Forex trading is global, and so are IB networks. A broker based in Cyprus may have IBs in Turkey, Malaysia, Nigeria, Brazil, and the UAE. Each region has different trading cultures, regulatory environments, and IB expectations. A single flat structure cannot accommodate this diversity efficiently.
The Regional Hierarchy Model
The most common structure for scaling Forex IB programs is the regional hierarchy. A master IB operates in a specific geography and recruits sub-IBs within that region. The master understands local language, trading habits, and regulatory nuance. The brokerage manages the master; the master manages the network below.
Super-master: Manages multiple regional masters, typically a large media company or multi-country operation.
Master IB: Owns a regional network, recruits and supports sub-IBs, earns downstream commission.
Sub-IB: Refers traders directly, earns per-lot or hybrid commission, reports through the master.
Trader: The end client who trades on the brokerage platform.
Common Regional Structures
Region
Typical Structure
Key Characteristics
Southeast Asia
Master IB per country, 10-50 sub-IBs each
Education-driven, high volume, micro-lot trading common
MENA
Regional master covering 3-5 countries
Relationship-heavy, larger deposit sizes, Arabic-language support critical
High growth, mobile money integration, smaller account sizes
Europe
Flat or 1-level hierarchy
Regulated, compliance-heavy, fewer but higher-value IBs
Start with one region. Promote your strongest IB in that market to master status, test the commission distribution logic, and validate that reporting works at both levels before expanding to additional regions.
Assigning Business Units by Region
Each regional hierarchy should map to a business unit in your affiliate management platform. Business units create operational boundaries -- separate reporting, separate deal logic, and separate management visibility. A Turkey business unit contains all Turkish IBs and their sub-networks. The regional manager sees only their scope.
This separation is not just organizational. It protects data visibility, ensures commission logic stays region-specific, and allows different compliance rules per jurisdiction. A master IB in Malaysia should not see trader data from the Nigeria network.
Deciding Hierarchy Depth
Two levels (master plus sub-IB) cover most use cases. Three levels (super-master, master, sub-IB) are needed when you work with large media networks or regional agencies that manage country-level masters. Going beyond three levels adds commission complexity without proportional operational benefit for most brokers.
Each additional hierarchy level dilutes per-level commission margins. If a trader generates $10 per lot in revenue and you need to distribute across three IB levels plus the brokerage, each layer earns less.
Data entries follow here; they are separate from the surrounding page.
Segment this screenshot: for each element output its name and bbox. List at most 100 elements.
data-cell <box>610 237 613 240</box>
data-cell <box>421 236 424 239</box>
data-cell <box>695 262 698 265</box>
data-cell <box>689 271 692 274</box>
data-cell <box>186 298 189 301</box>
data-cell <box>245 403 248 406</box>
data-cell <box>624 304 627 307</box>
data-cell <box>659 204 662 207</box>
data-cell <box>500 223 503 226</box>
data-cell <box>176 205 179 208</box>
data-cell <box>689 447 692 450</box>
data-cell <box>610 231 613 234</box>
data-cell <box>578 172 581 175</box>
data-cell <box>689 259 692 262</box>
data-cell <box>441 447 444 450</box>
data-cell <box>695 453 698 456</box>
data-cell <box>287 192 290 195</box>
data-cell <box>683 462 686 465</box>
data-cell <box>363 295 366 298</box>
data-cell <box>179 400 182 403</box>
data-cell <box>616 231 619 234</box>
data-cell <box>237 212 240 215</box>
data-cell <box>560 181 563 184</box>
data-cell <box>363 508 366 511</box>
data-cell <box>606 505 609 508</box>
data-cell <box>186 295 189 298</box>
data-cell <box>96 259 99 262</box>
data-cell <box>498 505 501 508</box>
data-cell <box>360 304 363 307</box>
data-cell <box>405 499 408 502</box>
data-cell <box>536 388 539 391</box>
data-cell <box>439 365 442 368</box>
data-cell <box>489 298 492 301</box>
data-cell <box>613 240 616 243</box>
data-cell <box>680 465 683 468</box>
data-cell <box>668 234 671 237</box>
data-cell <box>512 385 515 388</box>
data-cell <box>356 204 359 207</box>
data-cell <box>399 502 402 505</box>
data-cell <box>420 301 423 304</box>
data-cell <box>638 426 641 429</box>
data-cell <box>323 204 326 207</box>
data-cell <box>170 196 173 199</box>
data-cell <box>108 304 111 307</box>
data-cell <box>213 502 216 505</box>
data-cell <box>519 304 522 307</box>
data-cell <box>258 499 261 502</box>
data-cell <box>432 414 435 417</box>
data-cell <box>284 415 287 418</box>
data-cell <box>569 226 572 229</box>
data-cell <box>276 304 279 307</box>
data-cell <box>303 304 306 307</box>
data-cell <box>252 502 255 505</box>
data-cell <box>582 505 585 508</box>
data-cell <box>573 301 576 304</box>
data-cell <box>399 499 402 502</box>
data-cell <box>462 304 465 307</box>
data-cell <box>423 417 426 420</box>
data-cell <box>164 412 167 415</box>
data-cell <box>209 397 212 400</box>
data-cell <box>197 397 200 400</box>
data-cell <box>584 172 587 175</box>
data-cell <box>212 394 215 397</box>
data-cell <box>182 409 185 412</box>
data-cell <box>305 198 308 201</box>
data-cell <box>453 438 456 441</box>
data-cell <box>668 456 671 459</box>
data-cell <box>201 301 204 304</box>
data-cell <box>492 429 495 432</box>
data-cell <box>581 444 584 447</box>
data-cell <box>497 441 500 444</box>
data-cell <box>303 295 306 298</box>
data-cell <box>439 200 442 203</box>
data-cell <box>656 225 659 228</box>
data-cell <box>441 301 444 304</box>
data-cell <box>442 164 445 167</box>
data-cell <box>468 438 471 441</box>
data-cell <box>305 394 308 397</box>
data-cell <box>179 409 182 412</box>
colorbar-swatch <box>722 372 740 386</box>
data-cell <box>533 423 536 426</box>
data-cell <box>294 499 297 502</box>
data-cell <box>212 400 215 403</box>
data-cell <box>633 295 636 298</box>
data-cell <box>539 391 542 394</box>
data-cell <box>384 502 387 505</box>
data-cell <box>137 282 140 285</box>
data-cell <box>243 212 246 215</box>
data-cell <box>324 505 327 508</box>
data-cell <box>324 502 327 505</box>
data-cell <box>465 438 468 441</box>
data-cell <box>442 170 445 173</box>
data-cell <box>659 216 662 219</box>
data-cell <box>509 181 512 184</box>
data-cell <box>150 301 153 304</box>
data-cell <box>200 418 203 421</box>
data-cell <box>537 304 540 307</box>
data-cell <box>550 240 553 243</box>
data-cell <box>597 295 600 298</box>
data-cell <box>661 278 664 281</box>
Model the economics before adding depth.
Key Takeaways
Regional hierarchies align IB management with geographic trading cultures and regulatory needs.
The master-IB model works because local IBs understand their market better than a centralized team.
Business units create operational boundaries -- separate reporting, deals, and compliance per region.
Two hierarchy levels cover most use cases; add a third only for large multi-country networks.
Test the model in one region before expanding to validate commission logic and reporting flows.